今の憲法は言うまでもなく自分たちで作ったものではなく、第二次大戦後アメリカの進駐軍が草案したものである。GHQのホイットニー民政局長は、日本側が作成中だった憲法草案を完全に否定し、GHQが作成した草案を採択しないと天皇が戦犯になる可能性を示唆して強引に押し付けたものである。今の憲法は戦争の勝利者としての終戦直後の米国の日本に対する要求が強く投影されたものであることは明らかである。英国やフランスなどの憲法が自国民の手作り憲法なのに較べて、日本国憲法は進駐軍お仕着せの憲法である。
歴史を振り返ると日本人は長年尊重してきた原理原則や規範を「状況変化」で弊履のごとく捨ててしまうことがある。例えば明治維新後の廃仏毀釈。それまで何百年も拝まれてきた仏さんたちは八百万の神にあっという間に蹴りだされてしまった。

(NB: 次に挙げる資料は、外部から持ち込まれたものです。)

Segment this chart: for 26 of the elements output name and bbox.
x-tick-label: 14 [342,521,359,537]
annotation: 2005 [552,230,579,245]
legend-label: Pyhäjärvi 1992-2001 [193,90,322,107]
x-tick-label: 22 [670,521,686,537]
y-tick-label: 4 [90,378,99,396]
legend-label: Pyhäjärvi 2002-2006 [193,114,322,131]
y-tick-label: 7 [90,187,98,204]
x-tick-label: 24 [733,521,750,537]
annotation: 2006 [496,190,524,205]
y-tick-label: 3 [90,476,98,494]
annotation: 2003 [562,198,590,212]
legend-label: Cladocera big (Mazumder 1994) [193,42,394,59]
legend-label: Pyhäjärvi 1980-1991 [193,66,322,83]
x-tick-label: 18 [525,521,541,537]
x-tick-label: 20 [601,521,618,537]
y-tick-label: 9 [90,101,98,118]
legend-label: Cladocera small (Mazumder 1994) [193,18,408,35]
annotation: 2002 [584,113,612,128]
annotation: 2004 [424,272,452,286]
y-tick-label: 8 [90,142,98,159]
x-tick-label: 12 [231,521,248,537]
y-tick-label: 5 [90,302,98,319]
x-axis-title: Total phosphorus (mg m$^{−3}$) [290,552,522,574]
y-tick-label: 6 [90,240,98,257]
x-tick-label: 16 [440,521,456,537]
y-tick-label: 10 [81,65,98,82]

第二次大戦敗戦後は戦前の価値観は一変。鬼畜米英はアメリカ様さまに早変わり。
私は変わり身の速さが一概に悪い、というつもりはない。変わり身の速さは環境適応力の高さである。尊王攘夷を叫んで刀を振り回していた人も政府高官となり、大金はたいて外国人を雇い入れる。だから短時間の内に先進国の仲間入りができた。
このような変わり身の速さ、良く言えば環境適応力の高さが日本人の身上だと思うのだが、こと憲法の話となると金縛りにあってしまうのは何故なのだろうか?
以下はその理由に関する私の推測。
・お仕着せの憲法ながら非常に出来が良い。60年、70年という時代の変化にも色褪せない素晴らしい出来栄え。だから変える必要がないと真面目に考えている人がいる。
・憲法の条文は変えなくても、解釈を変えるから変えなくても良いと判断している人がいる。
・「憲法を変えない」とお題目のように唱えていることが自分の存在意義につながり、ひいては生計に結びつくような人がいる。